Kommentarbild Astrid Prange
DW-Redakteurin Astrid PrangeBild: DW/P. Böll

Andreas Hollstein hat eine Debatte über die Verrohung unserer Gesellschaft gefordert. Zu Recht. Der Bürgermeister von Altena überlebte in der vergangenen Woche eine Messerattacke. Der Täter wollte ihn für seine liberale Flüchtlingspolitik "bestrafen". Zuvor war Hollstein bereits mit anonymen Morddrohungen und Hassmails überschüttet worden.

Es ist ein Paradox: Deutschland ist heute ein zutiefst menschenfreundliches Land. Knapp 45 Prozent seiner Bevölkerung, mehr als 30 Millionen Menschen, engagieren sich ehrenamtlich. Besonders bewundernswert ist laut einer Erhebung des Bundesfamilienministeriums der Einsatz der älteren Generation. Das Engagement von 70- bis 74-Jährigen stieg seit der Jahrtausendwende um elf Prozent.

Im Alter für Andere dasein

Gleichzeitig gibt es aber eine lautstarke Minderheit, die mangelnden Anstand, Ausgrenzung und die Ausrufung der Apokalypse als vermeintlichen Akt gesellschaftlichen Widerstandes missversteht. Diese Minderheit muss Rechenschaft ablegen - nicht die von ihnen beschimpften ehrenamtlichen Helfer! Denn im Gegensatz zu freiwilligen Feuerwehrleuten oder Sanitätern haben wütende Demonstranten, Volksverhetzer, Islamhasser oder sonstige "besorgte Bürger" sich bisher nicht dadurch hervorgetan, Menschenleben zu retten.

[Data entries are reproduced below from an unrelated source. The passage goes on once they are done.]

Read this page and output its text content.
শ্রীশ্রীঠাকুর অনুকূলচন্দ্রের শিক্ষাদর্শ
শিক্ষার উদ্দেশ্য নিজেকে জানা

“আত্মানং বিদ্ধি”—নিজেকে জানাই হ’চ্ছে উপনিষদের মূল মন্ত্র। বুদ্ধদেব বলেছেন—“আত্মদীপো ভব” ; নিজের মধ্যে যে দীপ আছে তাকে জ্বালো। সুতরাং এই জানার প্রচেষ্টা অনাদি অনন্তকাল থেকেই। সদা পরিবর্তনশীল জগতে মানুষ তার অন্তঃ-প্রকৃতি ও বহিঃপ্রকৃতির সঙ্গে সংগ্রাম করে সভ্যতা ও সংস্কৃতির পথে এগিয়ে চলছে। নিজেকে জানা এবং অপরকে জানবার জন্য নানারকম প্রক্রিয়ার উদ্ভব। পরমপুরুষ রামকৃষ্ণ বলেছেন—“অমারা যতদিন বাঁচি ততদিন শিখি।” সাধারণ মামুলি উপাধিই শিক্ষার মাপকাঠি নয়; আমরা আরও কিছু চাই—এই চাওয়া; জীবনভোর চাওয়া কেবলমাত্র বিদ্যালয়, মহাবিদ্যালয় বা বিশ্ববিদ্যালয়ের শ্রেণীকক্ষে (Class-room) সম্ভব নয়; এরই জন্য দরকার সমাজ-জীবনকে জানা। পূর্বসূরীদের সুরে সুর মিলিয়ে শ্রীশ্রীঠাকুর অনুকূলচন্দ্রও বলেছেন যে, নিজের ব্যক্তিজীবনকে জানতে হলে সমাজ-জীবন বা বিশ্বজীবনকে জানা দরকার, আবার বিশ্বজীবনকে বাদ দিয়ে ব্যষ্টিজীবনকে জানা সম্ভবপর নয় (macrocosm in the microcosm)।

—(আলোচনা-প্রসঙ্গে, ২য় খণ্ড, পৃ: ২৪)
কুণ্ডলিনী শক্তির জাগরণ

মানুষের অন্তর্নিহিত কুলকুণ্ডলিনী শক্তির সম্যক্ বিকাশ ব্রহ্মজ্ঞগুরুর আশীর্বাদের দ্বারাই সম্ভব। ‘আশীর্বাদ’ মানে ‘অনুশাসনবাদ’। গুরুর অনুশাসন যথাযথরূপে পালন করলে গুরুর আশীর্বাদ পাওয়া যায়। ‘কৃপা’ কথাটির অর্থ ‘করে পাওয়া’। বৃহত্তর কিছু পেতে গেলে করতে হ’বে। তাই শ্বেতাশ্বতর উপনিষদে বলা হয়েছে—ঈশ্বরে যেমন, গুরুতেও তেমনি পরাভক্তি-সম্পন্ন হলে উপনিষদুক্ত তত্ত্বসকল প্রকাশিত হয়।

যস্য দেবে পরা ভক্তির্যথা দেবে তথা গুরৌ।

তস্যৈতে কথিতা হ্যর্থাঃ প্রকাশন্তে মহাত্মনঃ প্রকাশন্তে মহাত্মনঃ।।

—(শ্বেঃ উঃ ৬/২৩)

Helfer zu hassen oder als Zyniker durchs Leben zu gehen, ist einfach. Apokalyptiker und Menschenverächter sind erfolgreich beim Stimmenfang von Wählern und beim Schaffen von Feindbildern und Angstszenarien. Wenn es allerdings darum geht, die von ihnen beschworenen Probleme zu lösen oder eine Gesellschaft humaner und lebenswerter zu gestalten, geht ihr Beitrag gegen null.

Deutschland braucht dringend eine Debatte über Maßnahmen, die Angstmachern und Wutbürgern entgegenwirken. Nicht die Millionen von Ehrenamtlichen sollten sich dafür rechtfertigen, dass sie sich für eine bessere Gesellschaft engagieren. Ohne ihren Einsatz wäre dieses Land ein Vorhof zur Hölle. Eine Hölle, in die uns selbst ernannte Beschützer des Abendlandes gerne führen möchten.